Derivatives and gradients

Differentiation for vector-valued functions

<aside> 💡

Chapter 6 in my book describes automatic differentiation for the case of vector-valued functions $f : \mathbb{R}^p \rightarrow \mathbb{R}^m$. We recall here the basic concepts, although we assume the material as known.

</aside>

We can define the Jacobian matrix of $f$ as the $m \times p$ matrix of partial derivatives (one row per output, one column per input):

$$ \partial_{ij} f(x) = \frac{\partial f_i (x)}{\partial x_j} $$

where $\frac{\partial f_i (x)}{\partial x_j}$ is the partial derivative of the i-th output w.r.t. the j-th input coordinate:

$$ \frac{\partial f_i(x)}{\partial x_j} =\lim_{h \rightarrow 0} \frac{f_i(x + he_j)-f_i(x)}{h } $$

We use $e_i$ to denote the $i$-th canonical basis vector in $\mathbb{R}^n$:

$$ (e_i)_j=\begin{cases} 1 & \; \text{ if } i=j \\ 0 & \; \text{ otherwise} \end{cases} $$

When expressed in this form, the chain rule becomes matrix multiplication of the corresponding Jacobians:

$$ \partial f(g(x))=\partial f(h) \partial g(x) $$

where $h = g(x)$ and the terms $\partial f(h)$, $\partial g(x)$ are interpreted as matrices.
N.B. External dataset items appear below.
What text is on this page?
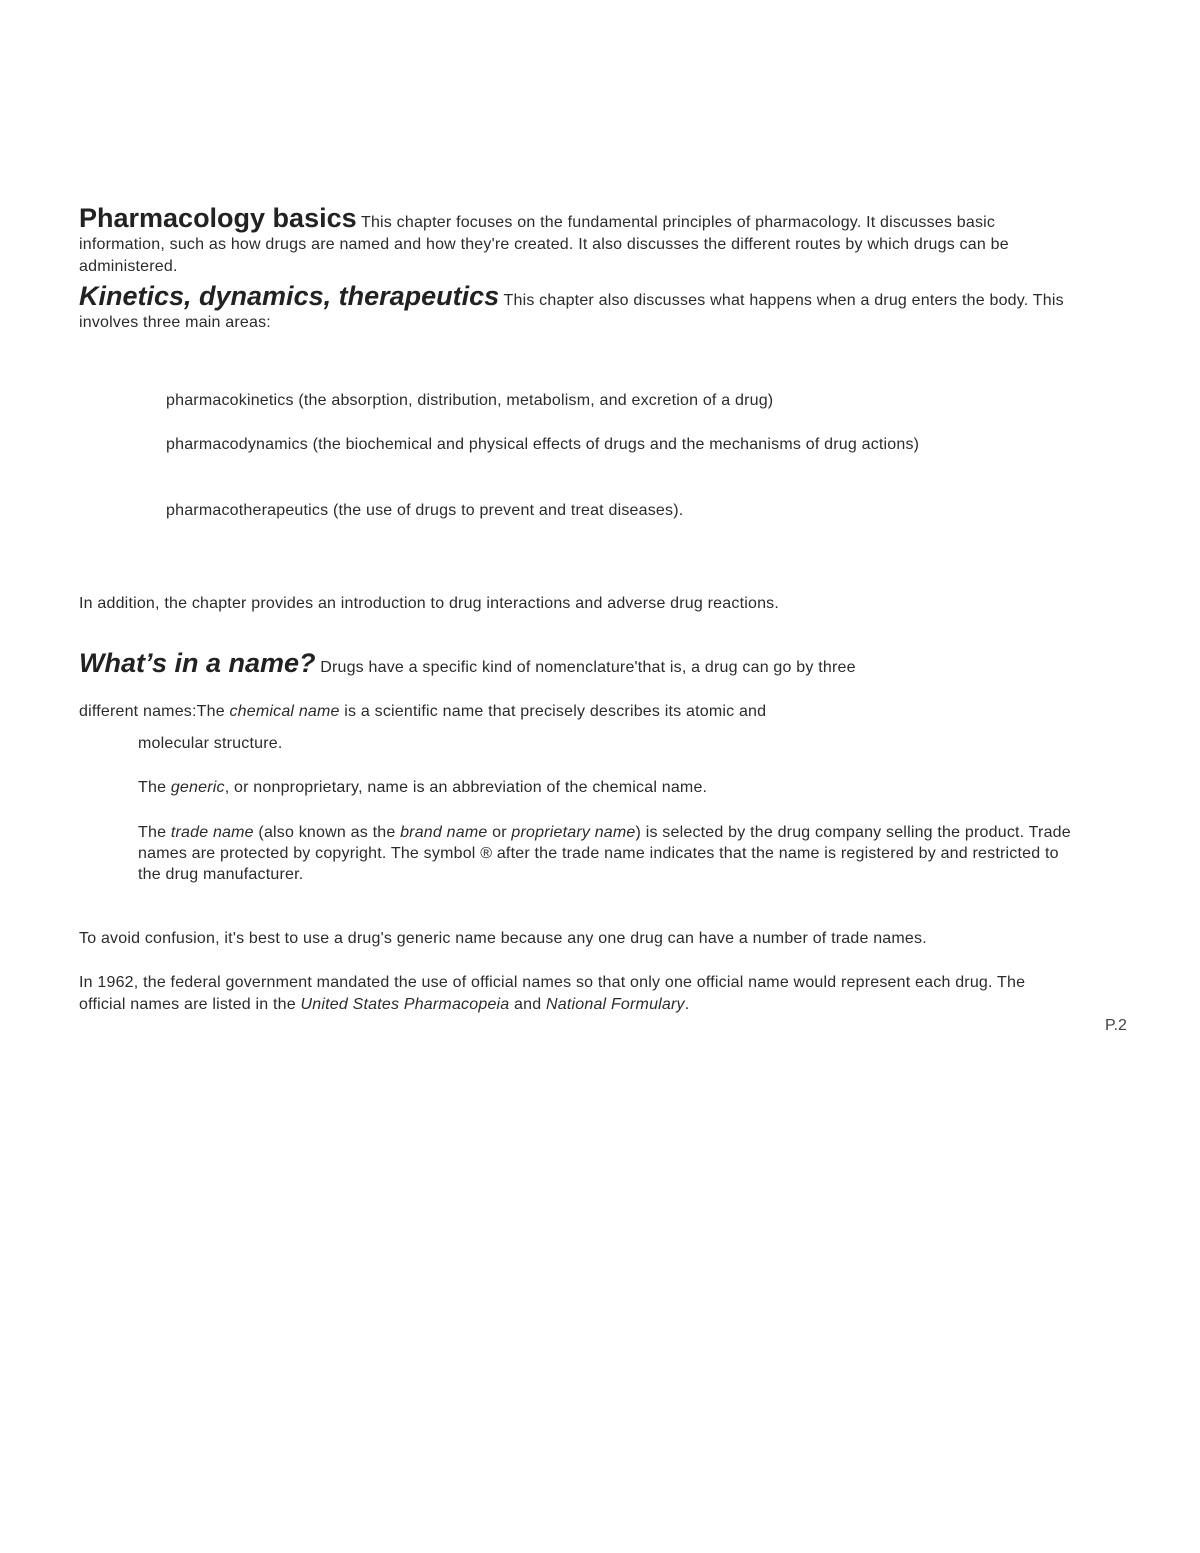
Pharmacology basics This chapter focuses on the fundamental principles of pharmacology. It discusses basic information, such as how drugs are named and how they're created. It also discusses the different routes by which drugs can be administered.
Kinetics, dynamics, therapeutics This chapter also discusses what happens when a drug enters the body. This involves three main areas:
pharmacokinetics (the absorption, distribution, metabolism, and excretion of a drug)
pharmacodynamics (the biochemical and physical effects of drugs and the mechanisms of drug actions)
pharmacotherapeutics (the use of drugs to prevent and treat diseases).
In addition, the chapter provides an introduction to drug interactions and adverse drug reactions.
What’s in a name? Drugs have a specific kind of nomenclature'that is, a drug can go by three
different names:The chemical name is a scientific name that precisely describes its atomic and
molecular structure.
The generic, or nonproprietary, name is an abbreviation of the chemical name.
The trade name (also known as the brand name or proprietary name) is selected by the drug company selling the product. Trade names are protected by copyright. The symbol ® after the trade name indicates that the name is registered by and restricted to the drug manufacturer.
To avoid confusion, it's best to use a drug's generic name because any one drug can have a number of trade names.
In 1962, the federal government mandated the use of official names so that only one official name would represent each drug. The official names are listed in the United States Pharmacopeia and National Formulary.
P.2
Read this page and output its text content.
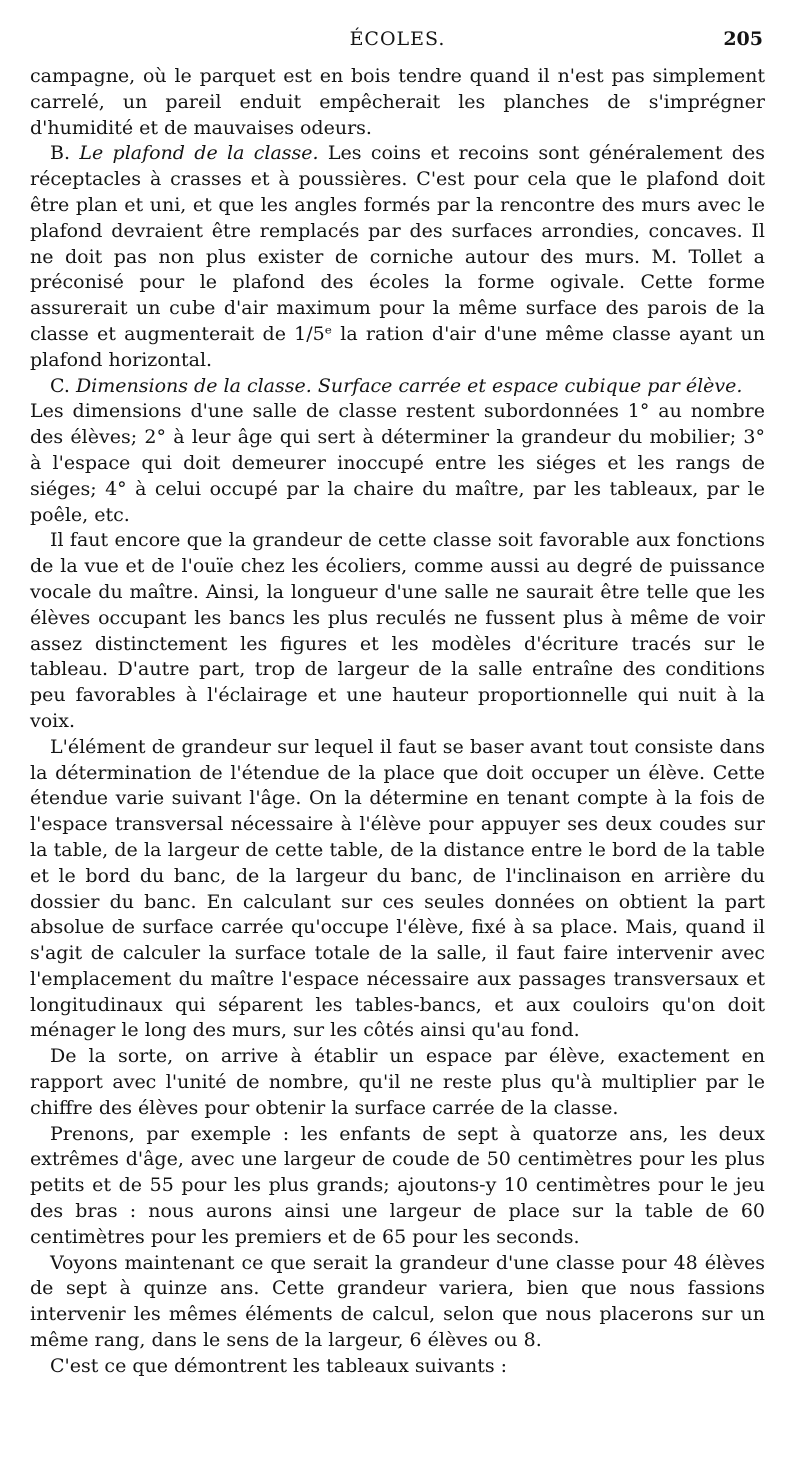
ÉCOLES.	205

campagne, où le parquet est en bois tendre quand il n'est pas simplement carrelé, un pareil enduit empêcherait les planches de s'imprégner d'humidité et de mauvaises odeurs.

B. Le plafond de la classe. Les coins et recoins sont généralement des réceptacles à crasses et à poussières. C'est pour cela que le plafond doit être plan et uni, et que les angles formés par la rencontre des murs avec le plafond devraient être remplacés par des surfaces arrondies, concaves. Il ne doit pas non plus exister de corniche autour des murs. M. Tollet a préconisé pour le plafond des écoles la forme ogivale. Cette forme assurerait un cube d'air maximum pour la même surface des parois de la classe et augmenterait de 1/5ᵉ la ration d'air d'une même classe ayant un plafond horizontal.

C. Dimensions de la classe. Surface carrée et espace cubique par élève.

Les dimensions d'une salle de classe restent subordonnées 1° au nombre des élèves; 2° à leur âge qui sert à déterminer la grandeur du mobilier; 3° à l'espace qui doit demeurer inoccupé entre les siéges et les rangs de siéges; 4° à celui occupé par la chaire du maître, par les tableaux, par le poêle, etc.

Il faut encore que la grandeur de cette classe soit favorable aux fonctions de la vue et de l'ouïe chez les écoliers, comme aussi au degré de puissance vocale du maître. Ainsi, la longueur d'une salle ne saurait être telle que les élèves occupant les bancs les plus reculés ne fussent plus à même de voir assez distinctement les figures et les modèles d'écriture tracés sur le tableau. D'autre part, trop de largeur de la salle entraîne des conditions peu favorables à l'éclairage et une hauteur proportionnelle qui nuit à la voix.

L'élément de grandeur sur lequel il faut se baser avant tout consiste dans la détermination de l'étendue de la place que doit occuper un élève. Cette étendue varie suivant l'âge. On la détermine en tenant compte à la fois de l'espace transversal nécessaire à l'élève pour appuyer ses deux coudes sur la table, de la largeur de cette table, de la distance entre le bord de la table et le bord du banc, de la largeur du banc, de l'inclinaison en arrière du dossier du banc. En calculant sur ces seules données on obtient la part absolue de surface carrée qu'occupe l'élève, fixé à sa place. Mais, quand il s'agit de calculer la surface totale de la salle, il faut faire intervenir avec l'emplacement du maître l'espace nécessaire aux passages transversaux et longitudinaux qui séparent les tables-bancs, et aux couloirs qu'on doit ménager le long des murs, sur les côtés ainsi qu'au fond.

De la sorte, on arrive à établir un espace par élève, exactement en rapport avec l'unité de nombre, qu'il ne reste plus qu'à multiplier par le chiffre des élèves pour obtenir la surface carrée de la classe.

Prenons, par exemple : les enfants de sept à quatorze ans, les deux extrêmes d'âge, avec une largeur de coude de 50 centimètres pour les plus petits et de 55 pour les plus grands; ajoutons-y 10 centimètres pour le jeu des bras : nous aurons ainsi une largeur de place sur la table de 60 centimètres pour les premiers et de 65 pour les seconds.

Voyons maintenant ce que serait la grandeur d'une classe pour 48 élèves de sept à quinze ans. Cette grandeur variera, bien que nous fassions intervenir les mêmes éléments de calcul, selon que nous placerons sur un même rang, dans le sens de la largeur, 6 élèves ou 8.

C'est ce que démontrent les tableaux suivants :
For functions with a single output, the Jacobian matrix has a single row, and its transpose is called the gradient of the function, denoted as $\nabla f(x)$. The directional derivative along a generic direction $u$ is then expressed as (ignore the notation on the left for now, it is only there to make it consistent with the rest of the notes):

$$ \partial f(x)[u] = \langle \nabla f(x), u \rangle $$

where we use triangular brackets to denote the inner product:

$$ \langle x, y \rangle = \sum_i x_iy_i = x^\top y \tag{1} $$

The equivalent concept for a vector-valued function is the Jacobian-vector product (JVP):

$$ \partial f(x)[u]= \partial f(x)u $$

We can also consider the transpose of this operation, which is called the vector-Jacobian product (VJP), which we denote as (again, ignore for now the notation on the left, I swear it will make sense in a bit):

$$ \partial f(x)^*[v] := \left(\partial f(x) \right)^\top v $$